Central to Self Made are in-depth profiles on four entrepreneurs: Shidae Jones of CB Dreamhouse Boutique creates colorful custom-made faux-fur footwear and ensembles; Shikhana Muhammad of Salaam Ice Cream Parlor provides a sweet respite in a neighborhood short on simple pleasures; Rashena Burroughs of Blueberry Café Juicebar & Vegan Grille attracts health conscious diners from the neighborhood and beyond; and Charmaine Vann Seagraves of Charmaine Has Hands 4 Hair has styled the hair of thousands of local women. Five additional South and West Ward business owners are featured in shorter profiles: Laura Bonas Palmer of Akwaaba Gallery; Shante Lewis, the HotDog Lady; Malika Muhammad of Fashionable Fashions; Isabel Merced of Party Events; and Philomina Kissi of Dresswell Boutique. According to an update on the website, each business featured in Self Made is finding ways to pull through the pandemic.

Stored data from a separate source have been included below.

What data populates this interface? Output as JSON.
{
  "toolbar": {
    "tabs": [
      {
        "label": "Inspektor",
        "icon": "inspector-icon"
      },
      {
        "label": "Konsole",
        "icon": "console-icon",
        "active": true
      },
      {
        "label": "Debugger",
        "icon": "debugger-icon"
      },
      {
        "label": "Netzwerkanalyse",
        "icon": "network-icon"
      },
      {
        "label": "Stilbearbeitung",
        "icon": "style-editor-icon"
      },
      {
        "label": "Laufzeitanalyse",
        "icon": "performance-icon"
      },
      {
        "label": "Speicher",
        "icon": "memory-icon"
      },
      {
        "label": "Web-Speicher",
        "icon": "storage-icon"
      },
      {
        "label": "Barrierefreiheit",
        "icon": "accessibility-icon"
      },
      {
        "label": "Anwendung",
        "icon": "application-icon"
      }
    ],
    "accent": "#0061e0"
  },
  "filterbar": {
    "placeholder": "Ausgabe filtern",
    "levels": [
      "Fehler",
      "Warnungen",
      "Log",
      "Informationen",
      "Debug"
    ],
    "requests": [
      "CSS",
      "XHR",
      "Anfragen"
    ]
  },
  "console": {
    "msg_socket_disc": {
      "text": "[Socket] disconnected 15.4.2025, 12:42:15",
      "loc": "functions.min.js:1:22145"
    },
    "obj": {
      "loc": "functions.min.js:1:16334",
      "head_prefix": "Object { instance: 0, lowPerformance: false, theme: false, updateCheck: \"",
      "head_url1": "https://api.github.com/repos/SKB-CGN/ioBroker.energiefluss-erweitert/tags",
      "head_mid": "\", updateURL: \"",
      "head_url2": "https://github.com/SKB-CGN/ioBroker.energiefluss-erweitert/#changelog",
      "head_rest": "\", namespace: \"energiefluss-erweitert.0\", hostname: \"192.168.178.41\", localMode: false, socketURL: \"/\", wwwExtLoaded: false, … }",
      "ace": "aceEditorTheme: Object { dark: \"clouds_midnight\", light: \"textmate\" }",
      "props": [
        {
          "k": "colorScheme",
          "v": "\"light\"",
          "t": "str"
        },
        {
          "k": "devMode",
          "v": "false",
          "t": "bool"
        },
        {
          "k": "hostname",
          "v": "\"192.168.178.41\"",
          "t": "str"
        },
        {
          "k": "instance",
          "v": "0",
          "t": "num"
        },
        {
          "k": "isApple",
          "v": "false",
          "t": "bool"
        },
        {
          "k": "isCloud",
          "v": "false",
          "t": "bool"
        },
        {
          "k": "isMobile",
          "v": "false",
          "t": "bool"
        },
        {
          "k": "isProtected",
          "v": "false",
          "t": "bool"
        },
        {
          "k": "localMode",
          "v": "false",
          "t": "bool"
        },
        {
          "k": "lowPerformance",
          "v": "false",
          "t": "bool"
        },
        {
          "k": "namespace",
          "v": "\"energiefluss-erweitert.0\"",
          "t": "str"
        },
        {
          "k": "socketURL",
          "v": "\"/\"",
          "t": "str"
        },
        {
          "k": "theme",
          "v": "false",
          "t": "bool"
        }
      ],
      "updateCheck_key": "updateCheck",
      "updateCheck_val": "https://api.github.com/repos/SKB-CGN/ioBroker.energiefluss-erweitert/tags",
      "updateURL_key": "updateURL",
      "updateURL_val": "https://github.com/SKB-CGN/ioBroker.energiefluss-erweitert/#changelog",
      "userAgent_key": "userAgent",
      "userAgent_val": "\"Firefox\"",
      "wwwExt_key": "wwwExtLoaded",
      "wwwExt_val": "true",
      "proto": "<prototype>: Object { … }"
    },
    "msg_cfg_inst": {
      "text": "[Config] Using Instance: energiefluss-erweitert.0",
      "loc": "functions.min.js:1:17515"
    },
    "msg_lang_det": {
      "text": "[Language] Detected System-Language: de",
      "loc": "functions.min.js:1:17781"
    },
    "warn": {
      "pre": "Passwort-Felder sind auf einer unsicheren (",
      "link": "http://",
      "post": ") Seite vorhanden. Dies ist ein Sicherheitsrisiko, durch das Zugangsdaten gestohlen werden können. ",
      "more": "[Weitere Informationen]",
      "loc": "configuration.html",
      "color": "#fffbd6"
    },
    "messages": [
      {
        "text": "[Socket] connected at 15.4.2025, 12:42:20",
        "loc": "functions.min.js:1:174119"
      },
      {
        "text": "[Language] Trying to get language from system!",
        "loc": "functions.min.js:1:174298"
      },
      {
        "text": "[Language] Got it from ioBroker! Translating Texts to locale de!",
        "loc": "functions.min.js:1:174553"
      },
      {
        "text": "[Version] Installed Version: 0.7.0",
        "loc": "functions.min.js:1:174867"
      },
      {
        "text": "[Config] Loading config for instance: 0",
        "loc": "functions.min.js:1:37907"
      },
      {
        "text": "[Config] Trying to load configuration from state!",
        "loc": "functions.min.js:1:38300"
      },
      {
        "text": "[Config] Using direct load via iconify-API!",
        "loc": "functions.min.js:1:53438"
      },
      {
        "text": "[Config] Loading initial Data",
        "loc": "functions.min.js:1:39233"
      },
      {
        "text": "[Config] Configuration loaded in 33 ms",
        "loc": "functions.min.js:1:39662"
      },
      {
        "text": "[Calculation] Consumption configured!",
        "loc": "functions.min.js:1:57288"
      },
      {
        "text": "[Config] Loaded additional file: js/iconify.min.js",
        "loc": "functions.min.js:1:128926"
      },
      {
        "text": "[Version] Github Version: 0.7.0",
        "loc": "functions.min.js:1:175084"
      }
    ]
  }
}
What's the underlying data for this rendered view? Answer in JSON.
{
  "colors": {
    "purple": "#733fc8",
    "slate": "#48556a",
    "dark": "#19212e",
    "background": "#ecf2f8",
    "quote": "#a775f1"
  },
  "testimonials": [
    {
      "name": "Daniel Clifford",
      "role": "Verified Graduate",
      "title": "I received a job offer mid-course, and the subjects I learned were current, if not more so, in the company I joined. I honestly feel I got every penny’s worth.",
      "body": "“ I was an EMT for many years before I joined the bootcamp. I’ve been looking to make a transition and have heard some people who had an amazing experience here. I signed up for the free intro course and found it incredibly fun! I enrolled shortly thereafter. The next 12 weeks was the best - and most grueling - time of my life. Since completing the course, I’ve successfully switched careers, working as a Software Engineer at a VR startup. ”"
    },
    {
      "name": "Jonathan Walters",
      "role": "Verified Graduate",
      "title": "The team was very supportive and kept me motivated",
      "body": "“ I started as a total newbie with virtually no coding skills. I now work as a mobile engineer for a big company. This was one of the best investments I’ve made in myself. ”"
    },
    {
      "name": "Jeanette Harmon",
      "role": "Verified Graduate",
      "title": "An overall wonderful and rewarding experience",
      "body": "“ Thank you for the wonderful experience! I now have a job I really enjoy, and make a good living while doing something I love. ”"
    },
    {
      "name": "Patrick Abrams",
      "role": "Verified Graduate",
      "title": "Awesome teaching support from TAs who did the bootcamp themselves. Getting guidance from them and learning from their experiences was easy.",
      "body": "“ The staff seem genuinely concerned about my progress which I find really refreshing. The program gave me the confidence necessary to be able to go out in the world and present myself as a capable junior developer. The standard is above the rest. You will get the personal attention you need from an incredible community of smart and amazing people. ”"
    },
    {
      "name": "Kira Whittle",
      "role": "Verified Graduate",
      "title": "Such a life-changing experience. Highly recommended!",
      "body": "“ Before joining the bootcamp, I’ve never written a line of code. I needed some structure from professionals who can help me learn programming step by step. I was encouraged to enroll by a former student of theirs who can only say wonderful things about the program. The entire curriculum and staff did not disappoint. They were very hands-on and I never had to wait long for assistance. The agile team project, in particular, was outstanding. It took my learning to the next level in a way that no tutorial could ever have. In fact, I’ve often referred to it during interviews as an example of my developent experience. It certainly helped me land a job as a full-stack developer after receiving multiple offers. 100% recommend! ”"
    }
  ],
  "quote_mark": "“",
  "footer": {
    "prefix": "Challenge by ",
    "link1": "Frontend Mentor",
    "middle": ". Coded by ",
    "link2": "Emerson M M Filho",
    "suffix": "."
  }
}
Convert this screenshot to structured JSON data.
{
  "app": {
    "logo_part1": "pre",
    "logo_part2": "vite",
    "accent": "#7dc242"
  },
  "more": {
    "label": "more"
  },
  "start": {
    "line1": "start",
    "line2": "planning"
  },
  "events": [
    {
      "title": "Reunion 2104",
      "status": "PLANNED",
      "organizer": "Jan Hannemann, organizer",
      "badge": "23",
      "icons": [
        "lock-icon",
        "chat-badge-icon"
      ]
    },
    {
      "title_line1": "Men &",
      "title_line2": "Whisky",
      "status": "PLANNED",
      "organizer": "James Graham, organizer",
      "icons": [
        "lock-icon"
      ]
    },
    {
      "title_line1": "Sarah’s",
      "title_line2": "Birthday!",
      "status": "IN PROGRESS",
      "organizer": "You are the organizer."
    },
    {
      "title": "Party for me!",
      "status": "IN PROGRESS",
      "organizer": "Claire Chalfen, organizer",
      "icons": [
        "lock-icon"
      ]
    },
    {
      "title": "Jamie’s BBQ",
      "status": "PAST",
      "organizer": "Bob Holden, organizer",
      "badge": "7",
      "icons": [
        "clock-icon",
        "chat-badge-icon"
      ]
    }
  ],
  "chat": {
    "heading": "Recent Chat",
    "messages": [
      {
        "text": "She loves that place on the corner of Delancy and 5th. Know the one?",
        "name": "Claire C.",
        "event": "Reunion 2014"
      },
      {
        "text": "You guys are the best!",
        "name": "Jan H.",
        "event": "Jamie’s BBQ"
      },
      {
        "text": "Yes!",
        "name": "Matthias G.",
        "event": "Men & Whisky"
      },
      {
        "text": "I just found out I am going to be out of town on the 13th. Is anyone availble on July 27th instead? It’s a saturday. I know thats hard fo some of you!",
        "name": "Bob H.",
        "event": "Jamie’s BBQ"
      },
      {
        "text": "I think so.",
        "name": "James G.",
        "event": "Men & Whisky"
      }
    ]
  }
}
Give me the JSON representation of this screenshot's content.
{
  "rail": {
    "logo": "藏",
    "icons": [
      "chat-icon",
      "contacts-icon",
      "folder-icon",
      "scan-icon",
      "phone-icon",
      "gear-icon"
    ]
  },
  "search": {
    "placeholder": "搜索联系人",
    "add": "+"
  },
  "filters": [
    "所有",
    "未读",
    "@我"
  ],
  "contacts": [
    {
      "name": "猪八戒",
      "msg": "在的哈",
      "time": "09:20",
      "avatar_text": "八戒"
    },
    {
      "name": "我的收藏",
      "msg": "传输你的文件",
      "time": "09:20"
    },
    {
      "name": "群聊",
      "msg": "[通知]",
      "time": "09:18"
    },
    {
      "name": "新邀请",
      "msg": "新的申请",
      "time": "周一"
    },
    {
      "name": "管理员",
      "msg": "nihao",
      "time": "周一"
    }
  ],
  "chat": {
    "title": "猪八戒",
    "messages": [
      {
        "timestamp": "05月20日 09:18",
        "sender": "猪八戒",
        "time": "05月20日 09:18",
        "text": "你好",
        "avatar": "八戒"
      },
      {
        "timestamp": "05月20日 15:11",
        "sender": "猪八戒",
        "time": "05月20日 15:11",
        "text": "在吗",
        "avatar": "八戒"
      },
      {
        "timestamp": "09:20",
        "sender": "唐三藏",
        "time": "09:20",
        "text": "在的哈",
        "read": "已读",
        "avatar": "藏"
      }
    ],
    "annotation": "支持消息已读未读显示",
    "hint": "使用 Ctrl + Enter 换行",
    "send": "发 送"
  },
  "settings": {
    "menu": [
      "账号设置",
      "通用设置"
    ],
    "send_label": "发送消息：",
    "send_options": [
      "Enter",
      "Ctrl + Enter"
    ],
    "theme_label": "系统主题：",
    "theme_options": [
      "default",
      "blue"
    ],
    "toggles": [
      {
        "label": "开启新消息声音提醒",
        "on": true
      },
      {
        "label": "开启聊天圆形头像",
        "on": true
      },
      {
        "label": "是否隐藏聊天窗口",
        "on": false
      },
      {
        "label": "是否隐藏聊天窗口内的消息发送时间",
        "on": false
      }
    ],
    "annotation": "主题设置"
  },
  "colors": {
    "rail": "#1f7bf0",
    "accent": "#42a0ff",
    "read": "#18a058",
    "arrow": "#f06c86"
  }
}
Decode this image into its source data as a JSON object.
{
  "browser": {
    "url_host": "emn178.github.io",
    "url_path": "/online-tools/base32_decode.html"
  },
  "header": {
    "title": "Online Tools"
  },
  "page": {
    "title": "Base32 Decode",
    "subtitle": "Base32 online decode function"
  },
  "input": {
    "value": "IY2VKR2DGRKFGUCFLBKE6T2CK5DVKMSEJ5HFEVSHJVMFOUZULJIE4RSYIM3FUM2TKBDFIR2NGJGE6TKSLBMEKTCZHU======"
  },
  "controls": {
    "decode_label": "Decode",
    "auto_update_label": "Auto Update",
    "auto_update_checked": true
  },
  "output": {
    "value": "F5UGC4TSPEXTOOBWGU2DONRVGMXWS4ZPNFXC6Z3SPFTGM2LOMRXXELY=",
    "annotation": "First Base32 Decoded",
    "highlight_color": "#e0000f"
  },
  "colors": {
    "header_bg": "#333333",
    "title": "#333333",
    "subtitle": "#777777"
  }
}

Stetler brought on Bell, herself a Black business owner whose work has appeared in VIBE, Ebony, Essence and Black Enterprise magazines, to ensure each woman was photographed in way that celebrates them and their accomplishments. The result are elegant, vibrant, joyful images that capture Bell’s subjects on and off the job.

“These women to me are like heroes of their communities. Black women doing positive things as an entity of one. We are out here making it happen for ourselves,” said Bell, who also works as a full-time social worker. “Little girls and young women need to see this. These images are here to positively influence and inspire. There needs to be light and it should shine brightly.”

Shikhana Muhammad, owner of Salaam Ice Cream Parlor, with daughter Shakira McKnight
Shikhana Muhammad, owner of Salaam Ice Cream Parlor, pictured with daughter Shakira McKnight, who works there.
Tinnetta Bell

Thanks to their deep local ties, the women of Self Made have the ability to help enrich and sustain a community in a way that big box retail and franchises run by out-of-towners may not, said Jeffrey Robinson, academic director of CUEED at Rutgers Business School, who was quoted in Self Made.

“The CVS or Walgreens isn’t hosting the block party or supporting the Girl Scouts; it’s the small business owners that do these things,” Robinson said. “That matters for development, for community stability. Someone who opens a chain store, they open and they close it. They’re not tied to the community in the same way.” 

This explains why Self Made aligns with Express Newark’s mission to highlight Newark’s history and cultural assets through a focus on arts, entrepreneurship and social justice, said director Frances Bartkowski, a professor with Rutgers-Newark School of Arts and Sciences.

“Women entrepreneurs have been feeding the soul of the city in all sorts of ways before, during and will continue to do so after COVID,” said Bartkowski. “That Third Space grant was among the more innovative I’ve seen since I came along.”